Le difficoltà in transizione difensiva non sono certo diminuite nel secondo tempo, giocato interamente con l'Armenia in inferiorità numerica. Nella ripresa, con l’obiettivo di sfruttare il vantaggio numerico, Roberto Mancini ha accentuato la ricerca del gioco alle spalle del centrocampo avversario, alzando contemporaneamente i due terzini e stringendo anche l’esterno destro in mezzo al campo, occupando con un uomo in più la zona alle spalle del centrocampo avversario e aumentando quindi di un’unità il numero di giocatori sopra la linea del pallone. Proprio per questo, senza avere vantaggi evidenti in fase di possesso palla, l’Italia si è trovata a soffrire in transizione difensiva i lunghissimi break palla al piede in particolare di Hohvannisyan e di Mkhitaryan.

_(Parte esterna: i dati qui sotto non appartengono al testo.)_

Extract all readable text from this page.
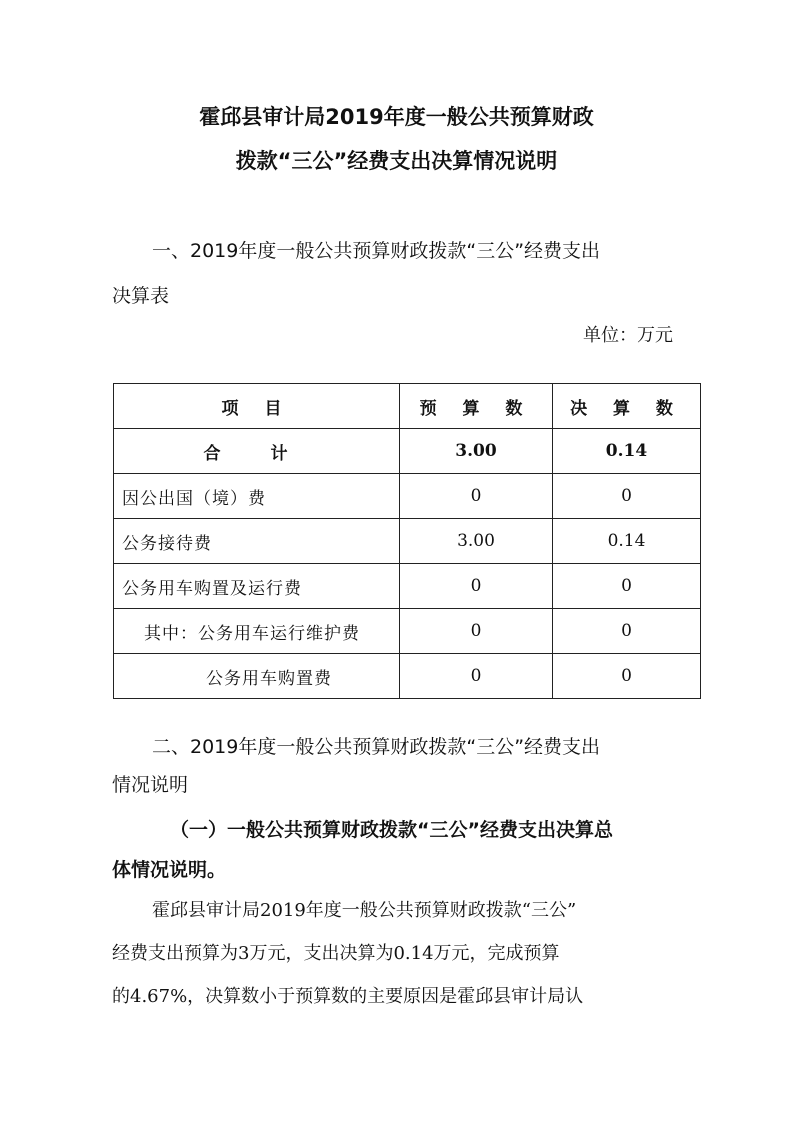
霍邱县审计局2019年度一般公共预算财政
拨款“三公”经费支出决算情况说明
一、2019年度一般公共预算财政拨款“三公”经费支出
决算表
单位：万元
项 目	预 算 数	决 算 数
合 计	3.00	0.14
因公出国（境）费	0	0
公务接待费	3.00	0.14
公务用车购置及运行费	0	0
其中：公务用车运行维护费	0	0
公务用车购置费	0	0
二、2019年度一般公共预算财政拨款“三公”经费支出
情况说明
（一）一般公共预算财政拨款“三公”经费支出决算总
体情况说明。
霍邱县审计局2019年度一般公共预算财政拨款“三公”
经费支出预算为3万元，支出决算为0.14万元，完成预算
的4.67%，决算数小于预算数的主要原因是霍邱县审计局认
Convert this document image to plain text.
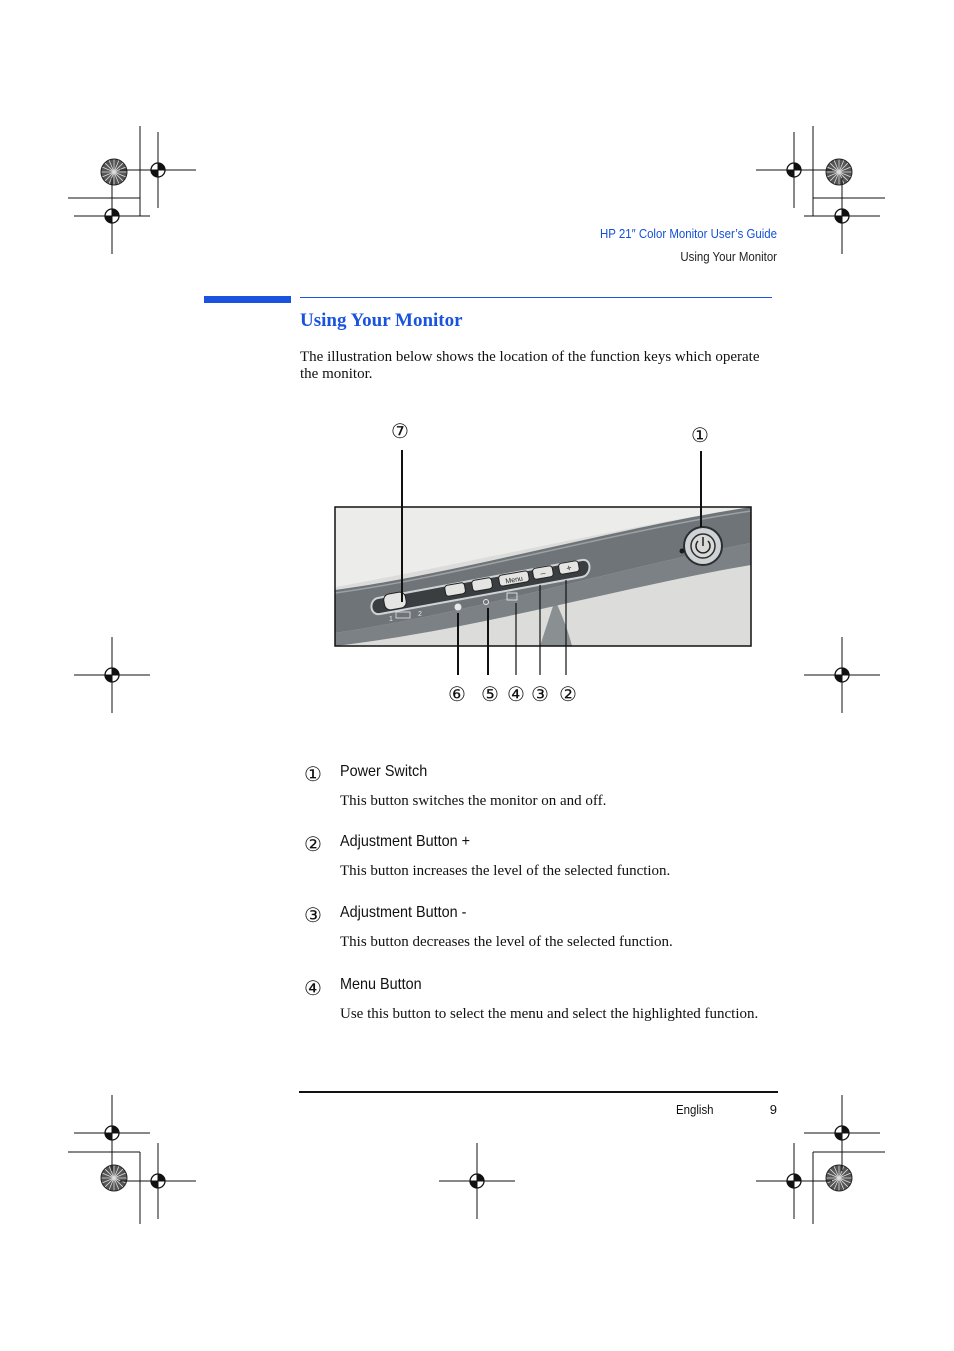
HP 21″ Color Monitor User’s Guide
Using Your Monitor
Using Your Monitor
The illustration below shows the location of the function keys which operate the monitor.
Menu
– +
1
2
⑦	①
⑥ ⑤ ④ ③ ②
① Power Switch
This button switches the monitor on and off.
② Adjustment Button +
This button increases the level of the selected function.
③ Adjustment Button -
This button decreases the level of the selected function.
④ Menu Button
Use this button to select the menu and select the highlighted function.
English	9
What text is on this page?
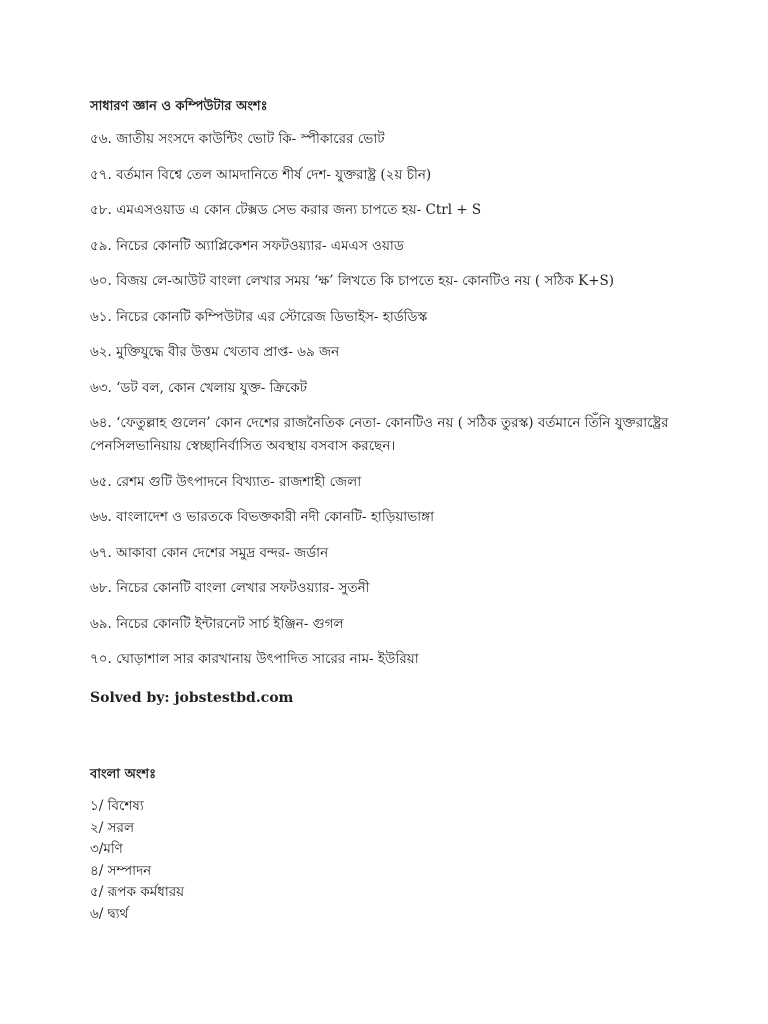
সাধারণ জ্ঞান ও কম্পিউটার অংশঃ
৫৬. জাতীয় সংসদে কাউন্টিং ভোট কি- স্পীকারের ভোট
৫৭. বর্তমান বিশ্বে তেল আমদানিতে শীর্ষ দেশ- যুক্তরাষ্ট্র (২য় চীন)
৫৮. এমএসওয়াড এ কোন টেক্সড সেভ করার জন্য চাপতে হয়- Ctrl + S
৫৯. নিচের কোনটি অ্যাপ্লিকেশন সফটওয়্যার- এমএস ওয়াড
৬০. বিজয় লে-আউট বাংলা লেখার সময় ‘ক্ষ’ লিখতে কি চাপতে হয়- কোনটিও নয় ( সঠিক K+S)
৬১. নিচের কোনটি কম্পিউটার এর স্টোরেজ ডিভাইস- হার্ডডিস্ক
৬২. মুক্তিযুদ্ধে বীর উত্তম খেতাব প্রাপ্ত- ৬৯ জন
৬৩. ‘ডট বল, কোন খেলায় যুক্ত- ক্রিকেট
৬৪. ‘ফেতুল্লাহ গুলেন’ কোন দেশের রাজনৈতিক নেতা- কোনটিও নয় ( সঠিক তুরস্ক) বর্তমানে তিঁনি যুক্তরাষ্ট্রের পেনসিলভানিয়ায় স্বেচ্ছানির্বাসিত অবস্থায় বসবাস করছেন।
৬৫. রেশম গুটি উৎপাদনে বিখ্যাত- রাজশাহী জেলা
৬৬. বাংলাদেশ ও ভারতকে বিভক্তকারী নদী কোনটি- হাড়িয়াভাঙ্গা
৬৭. আকাবা কোন দেশের সমুদ্র বন্দর- জর্ডান
৬৮. নিচের কোনটি বাংলা লেখার সফটওয়্যার- সুতনী
৬৯. নিচের কোনটি ইন্টারনেট সার্চ ইঞ্জিন- গুগল
৭০. ঘোড়াশাল সার কারখানায় উৎপাদিত সারের নাম- ইউরিয়া
Solved by: jobstestbd.com
বাংলা অংশঃ
১/ বিশেষ্য
২/ সরল
৩/মণি
৪/ সম্পাদন
৫/ রূপক কর্মধারয়
৬/ দ্ব্যর্থ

La partita contro la Finlandia

La squalifica di Verratti e le condizioni di forma di alcuni giocatori hanno indotto Roberto Mancini a operare cinque cambi per la partita di Tampere contro la Finlandia. Al posto del centrocampista del PSG è stato impiegato Stefano Sensi, mentre in difesa Florenzi e Romagnoli sono stati sostituiti rispettivamente da Izzo e Acerbi. Più avanti Lorenzo Pellegrini è stato impiegato nella zona di centro sinistra al posto di Bernardeschi e Ciro Immobile ha preso il posto di Belotti al centro dell’attacco. Dopo soli 8 minuti, però, l’infortunio di Emerson Palmieri ha costretto Mancini a inserire Florenzi al posto del terzino sinistro del Chelsea.

Come nella partita d’andata il CT finlandese Markku Kanerva ha schierato la sua squadra con uno stretto 5-4-1 con l’obiettivo di proteggere il centro del campo e marcare, con le uscite decise dei terzi di difesa, i trequartisti italiani. La strategia difensiva di Kanerva ha funzionato abbastanza bene nella prima mezz’ora, perdendo però progressivamente di efficacia con il tempo, grazie anche alla maggiore imprevedibilità donata alla Nazionale italiana dalla mobilità di Stefano Sensi.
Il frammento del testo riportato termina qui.